# Learning Haskell – Functors

*Disclaimer: This content comes out of the fantastic book Effective Haskell written by Rebecca Skinner. I was only talking notes and doing my own little experiments. Original Haskell content by me will follow shortly.*

I am learning Haskell and I am having great fun with it. My goal is to be able to apply Denotational Design as described by Conal Elliott to the software I build and learning Haskell gives me a better understanding of the fundamentals, through practice.

I believe that the programming language you work in influences the way you think, so I make a real effort to be fluent in multiple languages with different paradigms.

# Functor

For the mathematical definition of functor see Wikipedia.

In programming a functor is a thing that knows how to apply a function to a certain structure preserving that structure. The functor does this via the `fmap`

function that the typeclass `Functor`

describes:

`fmap :: (a -> b) -> f a -> f b`

Read this as: With a function from a to b and a functor of a it returns a functor of b.

There is another function `<$`

in the functor typeclass that is called replace:

`(<$) :: a -> f b -> f a`

Imagine the function you want to apply to the functor always returns the same value then the signature becomes clear: With a constant value a and a functor of b it returns a functor of a.

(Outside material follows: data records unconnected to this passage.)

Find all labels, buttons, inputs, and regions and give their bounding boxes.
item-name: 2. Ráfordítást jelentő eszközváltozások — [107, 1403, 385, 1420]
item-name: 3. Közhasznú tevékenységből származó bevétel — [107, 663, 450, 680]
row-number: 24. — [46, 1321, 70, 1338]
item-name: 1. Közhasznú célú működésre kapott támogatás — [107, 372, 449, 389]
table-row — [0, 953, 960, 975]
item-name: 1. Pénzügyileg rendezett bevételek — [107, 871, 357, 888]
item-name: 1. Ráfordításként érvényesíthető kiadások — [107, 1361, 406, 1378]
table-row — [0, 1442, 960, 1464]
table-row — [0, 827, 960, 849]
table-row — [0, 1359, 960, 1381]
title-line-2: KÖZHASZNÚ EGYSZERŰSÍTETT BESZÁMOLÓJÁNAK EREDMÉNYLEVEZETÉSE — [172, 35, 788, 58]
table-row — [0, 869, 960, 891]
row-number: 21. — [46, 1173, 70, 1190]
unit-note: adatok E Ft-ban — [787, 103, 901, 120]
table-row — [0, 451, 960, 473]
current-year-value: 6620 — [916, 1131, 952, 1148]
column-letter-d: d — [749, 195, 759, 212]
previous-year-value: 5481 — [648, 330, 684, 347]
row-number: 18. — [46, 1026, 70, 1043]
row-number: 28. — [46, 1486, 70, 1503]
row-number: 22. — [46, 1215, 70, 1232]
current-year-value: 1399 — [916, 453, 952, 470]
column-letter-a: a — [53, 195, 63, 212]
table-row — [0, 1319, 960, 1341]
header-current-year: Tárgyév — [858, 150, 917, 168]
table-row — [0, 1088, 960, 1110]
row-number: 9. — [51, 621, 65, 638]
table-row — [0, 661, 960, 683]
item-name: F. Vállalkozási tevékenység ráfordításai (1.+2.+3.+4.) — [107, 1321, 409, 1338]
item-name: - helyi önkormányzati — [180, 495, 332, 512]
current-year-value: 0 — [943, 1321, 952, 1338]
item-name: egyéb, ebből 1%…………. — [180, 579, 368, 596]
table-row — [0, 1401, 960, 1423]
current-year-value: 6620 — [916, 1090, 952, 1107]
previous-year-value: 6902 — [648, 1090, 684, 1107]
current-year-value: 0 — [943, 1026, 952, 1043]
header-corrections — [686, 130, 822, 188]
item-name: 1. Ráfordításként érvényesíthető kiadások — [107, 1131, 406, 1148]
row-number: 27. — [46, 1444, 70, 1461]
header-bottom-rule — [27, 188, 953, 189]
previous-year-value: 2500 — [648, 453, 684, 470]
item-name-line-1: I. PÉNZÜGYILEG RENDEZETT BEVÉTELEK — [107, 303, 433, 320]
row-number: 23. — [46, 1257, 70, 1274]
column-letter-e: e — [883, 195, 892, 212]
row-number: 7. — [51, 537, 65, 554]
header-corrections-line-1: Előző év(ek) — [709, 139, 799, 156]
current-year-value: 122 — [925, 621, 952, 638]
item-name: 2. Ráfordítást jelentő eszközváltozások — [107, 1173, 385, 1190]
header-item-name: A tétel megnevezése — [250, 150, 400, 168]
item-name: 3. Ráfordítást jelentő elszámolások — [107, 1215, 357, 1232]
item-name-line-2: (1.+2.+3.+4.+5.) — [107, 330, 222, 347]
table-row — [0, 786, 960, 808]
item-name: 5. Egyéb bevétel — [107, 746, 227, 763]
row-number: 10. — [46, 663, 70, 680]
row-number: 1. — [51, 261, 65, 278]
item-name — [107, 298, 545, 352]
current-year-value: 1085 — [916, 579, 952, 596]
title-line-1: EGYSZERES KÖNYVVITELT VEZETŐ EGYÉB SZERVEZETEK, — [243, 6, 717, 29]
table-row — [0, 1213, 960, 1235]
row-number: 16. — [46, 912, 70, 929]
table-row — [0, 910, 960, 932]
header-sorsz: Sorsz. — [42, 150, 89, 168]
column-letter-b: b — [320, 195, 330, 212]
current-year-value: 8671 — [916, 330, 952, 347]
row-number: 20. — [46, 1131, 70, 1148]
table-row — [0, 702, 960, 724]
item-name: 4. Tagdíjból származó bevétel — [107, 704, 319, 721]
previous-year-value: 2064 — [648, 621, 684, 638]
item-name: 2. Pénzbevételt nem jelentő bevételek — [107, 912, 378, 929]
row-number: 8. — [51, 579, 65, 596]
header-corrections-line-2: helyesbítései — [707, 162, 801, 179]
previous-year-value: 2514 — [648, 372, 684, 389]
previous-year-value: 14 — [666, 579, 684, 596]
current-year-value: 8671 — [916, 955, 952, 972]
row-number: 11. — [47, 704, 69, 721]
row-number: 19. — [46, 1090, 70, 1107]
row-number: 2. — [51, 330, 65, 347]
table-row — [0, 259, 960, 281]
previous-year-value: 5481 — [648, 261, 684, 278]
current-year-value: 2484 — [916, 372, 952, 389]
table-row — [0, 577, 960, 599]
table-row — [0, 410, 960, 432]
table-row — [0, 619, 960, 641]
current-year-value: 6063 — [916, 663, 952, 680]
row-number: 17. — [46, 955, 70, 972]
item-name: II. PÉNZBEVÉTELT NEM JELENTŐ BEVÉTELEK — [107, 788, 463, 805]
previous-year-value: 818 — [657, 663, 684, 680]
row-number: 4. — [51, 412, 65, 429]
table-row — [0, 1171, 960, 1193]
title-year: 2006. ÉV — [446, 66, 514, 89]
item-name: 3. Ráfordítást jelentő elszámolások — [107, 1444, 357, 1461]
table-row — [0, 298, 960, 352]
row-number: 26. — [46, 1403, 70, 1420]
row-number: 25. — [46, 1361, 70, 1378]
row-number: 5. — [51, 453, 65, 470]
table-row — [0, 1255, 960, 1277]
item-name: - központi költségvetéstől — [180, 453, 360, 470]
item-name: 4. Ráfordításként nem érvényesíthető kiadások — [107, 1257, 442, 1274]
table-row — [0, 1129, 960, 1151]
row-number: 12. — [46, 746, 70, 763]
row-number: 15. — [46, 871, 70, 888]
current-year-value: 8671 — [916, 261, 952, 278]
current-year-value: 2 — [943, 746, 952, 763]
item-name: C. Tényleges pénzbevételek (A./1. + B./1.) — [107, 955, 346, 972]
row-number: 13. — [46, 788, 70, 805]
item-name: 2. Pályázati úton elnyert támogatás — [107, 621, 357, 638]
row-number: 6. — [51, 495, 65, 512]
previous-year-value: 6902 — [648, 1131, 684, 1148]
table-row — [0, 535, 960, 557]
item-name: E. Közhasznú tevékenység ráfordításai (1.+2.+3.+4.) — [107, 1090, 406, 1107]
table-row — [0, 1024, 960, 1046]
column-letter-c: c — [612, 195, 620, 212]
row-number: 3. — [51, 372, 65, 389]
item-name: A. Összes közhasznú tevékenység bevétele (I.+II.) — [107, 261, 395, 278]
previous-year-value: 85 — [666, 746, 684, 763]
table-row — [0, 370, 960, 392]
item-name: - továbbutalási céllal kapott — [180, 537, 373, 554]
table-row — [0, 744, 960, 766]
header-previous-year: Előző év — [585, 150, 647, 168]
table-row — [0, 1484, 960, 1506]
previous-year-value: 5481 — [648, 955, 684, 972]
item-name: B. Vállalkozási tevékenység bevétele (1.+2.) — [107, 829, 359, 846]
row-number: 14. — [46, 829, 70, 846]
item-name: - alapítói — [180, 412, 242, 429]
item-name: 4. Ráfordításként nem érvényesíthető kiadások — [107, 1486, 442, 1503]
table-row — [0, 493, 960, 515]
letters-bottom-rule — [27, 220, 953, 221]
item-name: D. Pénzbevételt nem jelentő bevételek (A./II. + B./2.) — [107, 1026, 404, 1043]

This can always be expressed with `fmap`

giving it `const`

as it's function.

Let build our own Functor typeclass in Haskell:

```
class MyFunctor f where
myFMap :: (a -> b) -> f a -> f b
myReplace :: a -> f b -> f a
myReplace a f = myFMap (const a) f
```

As mentioned myReplace is already implemented for every instance of out MyFunctor class.

## List

To see this in action let's build something simple as our structure like a list:

```
data MyList a = Empty | MyList a (MyList a) deriving Show
```

This is your standard recursive list data structure. Let's make it an instance of MyFunctor:

```
instance MyFunctor MyList where
myFMap _ Empty = Empty
myFMap f (MyList a rest) = MyList (f a) (myFMap f rest)
```

There you have it. Now let's invent infix operators for `myFMap`

and `myReplace`

and try them out:

```
infixl 4 <.>
(<.>) = myFMap
infixl 4 <.
(<.) = myReplace
(+1) <.> MyList 1 Empty -- Mylist 2 Empty
99 <. Empty -- Empty
99 <. MyList 1 (MyList 2 Empty) -- MyList 99 (MyList 99 Empty)
```

So you see the Functor instance of our MyList can apply a function to every element preserving the structure of the MyList. The function can change the type of the element but it will always be a list with the same number of elements:

```
show <.> MyList 1 Empty -- MyList "1" Empty
```

## Maybe

Let's build another structure that can implement the Functor typeclass. I will use German words for the type name and the constructors because, just as `List`

and `Maybe`

are already instances of `Functor`

, and although we will implement `MyFunctor`

, I think this approach makes it clearer:

```
data Vielleicht a = Nix | Ein a deriving Show
instance MyFunctor Vielleicht where
myFMap _ Nix = Nix
myFMap f (Ein a) = Ein (f a)
```

Since `MyList`

and `Vielleicht`

are of the same kind: `* -> *`

that means both taking one parameter to construct a type this was pretty mechanic. Nothing new.

## Either

I am using German words again to build an `Either`

type that has the kind: `* -> * -> *`

. This means the type constructor will need two parameters to construct a type.

```
data Entweder a b = Links a | Rechts b deriving show
```

We can use that to build a save division function:

```
teile :: (Eq a, Fractional a) => a -> a -> Entweder String a
teile a b
| b == 0 = Links "NaN"
| otherwise = Rechts $ a / b
```

Now let's think about the Functor instance for `Entweder`

. I might want to pass `round`

to the result of `teile`

but that only needs to be done if the result is an instance of `Rechts`

. I don't want to `round`

the String.

So we can implement a sane Functor instance like this:

```
instance MyFunctor (Entweder a) where
myFMap _ (Links a) = (Links a)
myFMap f (Rechts b) = Rechts $ f a
```

Let's try it out:

```
round <.> teile 5 2 -- Rechts 2
```

# Functions

Rebecca shows something else that is cool. Let's create a wrapper for a function so that we can show that even a function can be a functor:

```
newtype Funktion a b = Funktion
{ run :: (a -> b) }
instance MyFunctor (Funktion a) where
myFMap f (Funktion g) = Funktion (f . g)
run (show <.> Funktion (+1)) 12 -- "13" the type is String, now
```

Type `:i Functor`

in ghci and you can see that `(->) r`

is indeed a `Functor`

instance. In hindsight this seems obvious. The functor knows how to apply a function f to the result of the function g and gives you a new function f after g – thus the structure is maintained.